ヘブライ人の長きに渡るエジプトでの隷属状態を終わらせるために、エジプト人に対して凄まじい災禍をもたらしたこの神は、自らに契約を誓ったヘブライ人のバール(土着的農耕神)への崇拝をも当然許さず、バール崇拝をした者を皆殺しにもしている。
この、従来の多神教世界、土着信仰などを徹底的に抹殺する力強さを持ちながらも、どこか人間的な感情を覚えさせる神は、その姿を表現されずに伝承されてきたことで、より畏敬の念が増されてきたのかもしれない。
本作品の意地悪なお父さんの描写は、どこかしら罪悪感を覚えつつ、不思議なリアリティがある。

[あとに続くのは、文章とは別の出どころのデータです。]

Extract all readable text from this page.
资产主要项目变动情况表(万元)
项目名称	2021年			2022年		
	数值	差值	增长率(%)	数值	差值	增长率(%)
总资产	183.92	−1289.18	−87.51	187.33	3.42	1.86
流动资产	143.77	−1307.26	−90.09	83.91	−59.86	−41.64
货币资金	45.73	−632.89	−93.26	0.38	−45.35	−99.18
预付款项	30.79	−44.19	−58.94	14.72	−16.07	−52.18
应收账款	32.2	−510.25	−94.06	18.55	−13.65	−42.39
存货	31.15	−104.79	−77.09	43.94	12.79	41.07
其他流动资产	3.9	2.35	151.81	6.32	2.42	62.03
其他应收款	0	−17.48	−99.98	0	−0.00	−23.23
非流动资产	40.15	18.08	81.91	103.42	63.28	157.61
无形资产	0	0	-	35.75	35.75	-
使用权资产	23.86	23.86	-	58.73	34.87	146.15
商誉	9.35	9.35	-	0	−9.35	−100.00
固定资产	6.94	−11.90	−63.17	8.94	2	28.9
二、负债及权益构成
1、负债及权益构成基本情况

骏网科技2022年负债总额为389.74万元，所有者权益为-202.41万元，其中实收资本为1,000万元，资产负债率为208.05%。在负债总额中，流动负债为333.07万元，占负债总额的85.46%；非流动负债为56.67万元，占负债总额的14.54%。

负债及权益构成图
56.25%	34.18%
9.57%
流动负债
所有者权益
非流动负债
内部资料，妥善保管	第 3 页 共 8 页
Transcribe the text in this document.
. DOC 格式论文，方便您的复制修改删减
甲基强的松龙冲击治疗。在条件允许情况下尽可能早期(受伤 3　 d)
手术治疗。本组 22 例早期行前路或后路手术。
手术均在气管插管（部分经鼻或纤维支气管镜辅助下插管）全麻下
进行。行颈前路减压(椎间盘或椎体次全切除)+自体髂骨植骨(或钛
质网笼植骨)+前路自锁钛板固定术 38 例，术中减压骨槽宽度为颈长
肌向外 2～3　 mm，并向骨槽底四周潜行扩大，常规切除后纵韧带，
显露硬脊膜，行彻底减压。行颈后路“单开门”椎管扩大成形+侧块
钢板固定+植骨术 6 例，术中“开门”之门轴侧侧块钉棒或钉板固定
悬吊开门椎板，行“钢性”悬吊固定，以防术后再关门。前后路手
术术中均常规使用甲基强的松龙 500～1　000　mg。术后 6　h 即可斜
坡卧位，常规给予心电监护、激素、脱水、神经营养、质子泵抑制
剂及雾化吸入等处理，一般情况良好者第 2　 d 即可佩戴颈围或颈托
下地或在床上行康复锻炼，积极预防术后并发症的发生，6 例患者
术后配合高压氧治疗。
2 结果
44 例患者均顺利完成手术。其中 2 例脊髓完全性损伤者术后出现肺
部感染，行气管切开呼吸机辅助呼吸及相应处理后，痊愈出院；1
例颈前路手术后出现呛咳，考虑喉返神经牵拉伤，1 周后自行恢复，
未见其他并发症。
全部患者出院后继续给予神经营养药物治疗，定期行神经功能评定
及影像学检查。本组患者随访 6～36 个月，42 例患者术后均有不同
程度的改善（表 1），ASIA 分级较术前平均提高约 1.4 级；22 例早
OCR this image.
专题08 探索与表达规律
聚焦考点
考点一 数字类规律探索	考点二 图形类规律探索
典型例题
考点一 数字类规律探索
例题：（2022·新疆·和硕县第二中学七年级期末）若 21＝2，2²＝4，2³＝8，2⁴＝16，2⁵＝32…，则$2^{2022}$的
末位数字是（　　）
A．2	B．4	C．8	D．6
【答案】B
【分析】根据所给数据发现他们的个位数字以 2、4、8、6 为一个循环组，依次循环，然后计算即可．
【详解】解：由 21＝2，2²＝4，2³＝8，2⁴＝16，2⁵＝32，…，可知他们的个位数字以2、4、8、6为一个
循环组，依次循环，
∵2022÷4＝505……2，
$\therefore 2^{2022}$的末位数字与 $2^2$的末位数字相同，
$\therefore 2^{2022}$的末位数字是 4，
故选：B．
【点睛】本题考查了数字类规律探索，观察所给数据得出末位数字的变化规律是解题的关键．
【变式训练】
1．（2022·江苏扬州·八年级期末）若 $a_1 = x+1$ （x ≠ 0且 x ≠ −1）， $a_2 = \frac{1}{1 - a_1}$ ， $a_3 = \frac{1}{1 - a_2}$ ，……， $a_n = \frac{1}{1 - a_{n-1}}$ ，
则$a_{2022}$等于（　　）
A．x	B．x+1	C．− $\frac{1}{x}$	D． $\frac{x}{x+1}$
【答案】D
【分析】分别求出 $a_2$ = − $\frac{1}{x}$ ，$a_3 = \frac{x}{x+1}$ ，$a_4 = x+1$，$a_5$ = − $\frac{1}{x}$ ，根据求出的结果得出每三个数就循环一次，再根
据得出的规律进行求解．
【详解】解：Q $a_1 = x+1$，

そのアンチテーゼとして「愛と許し」のキリスト教の誕生と、のちの西洋の教会権力の誕生をもって、西欧文明の歴史、文化、そして西欧人の精神はその圧倒的影響を受けて形成されている。
しかしその大元には、一神教の始祖としてのユダヤ教のテーゼが色濃く繁栄されていることは間違いない。
男性的一神教世界が抑圧した女性的多神教世界。そこから生まれた近現代社会や資本主義社会が行き詰まる昨今、どこかしら生きづらさを感じている人々は「死」を忘れ、現世的な責任やノルマに追われる。
そんな厳しい世界で感受性豊かな少女が、宗教を、そして世界を変革しにこの世に降り立ったのである。
復活した女神を前に世界はどう変わるのか。新たに訪れるシュールすぎる混沌とした世界に感動し、笑いつつ、「この世界ちょっとやばくね?」という予感が刺す。意地悪なお父さんは再び神の座に戻るために、洗濯機工場で扉を開けまくる。
今年度で一番笑って、一番泣いた最高級の傑作である。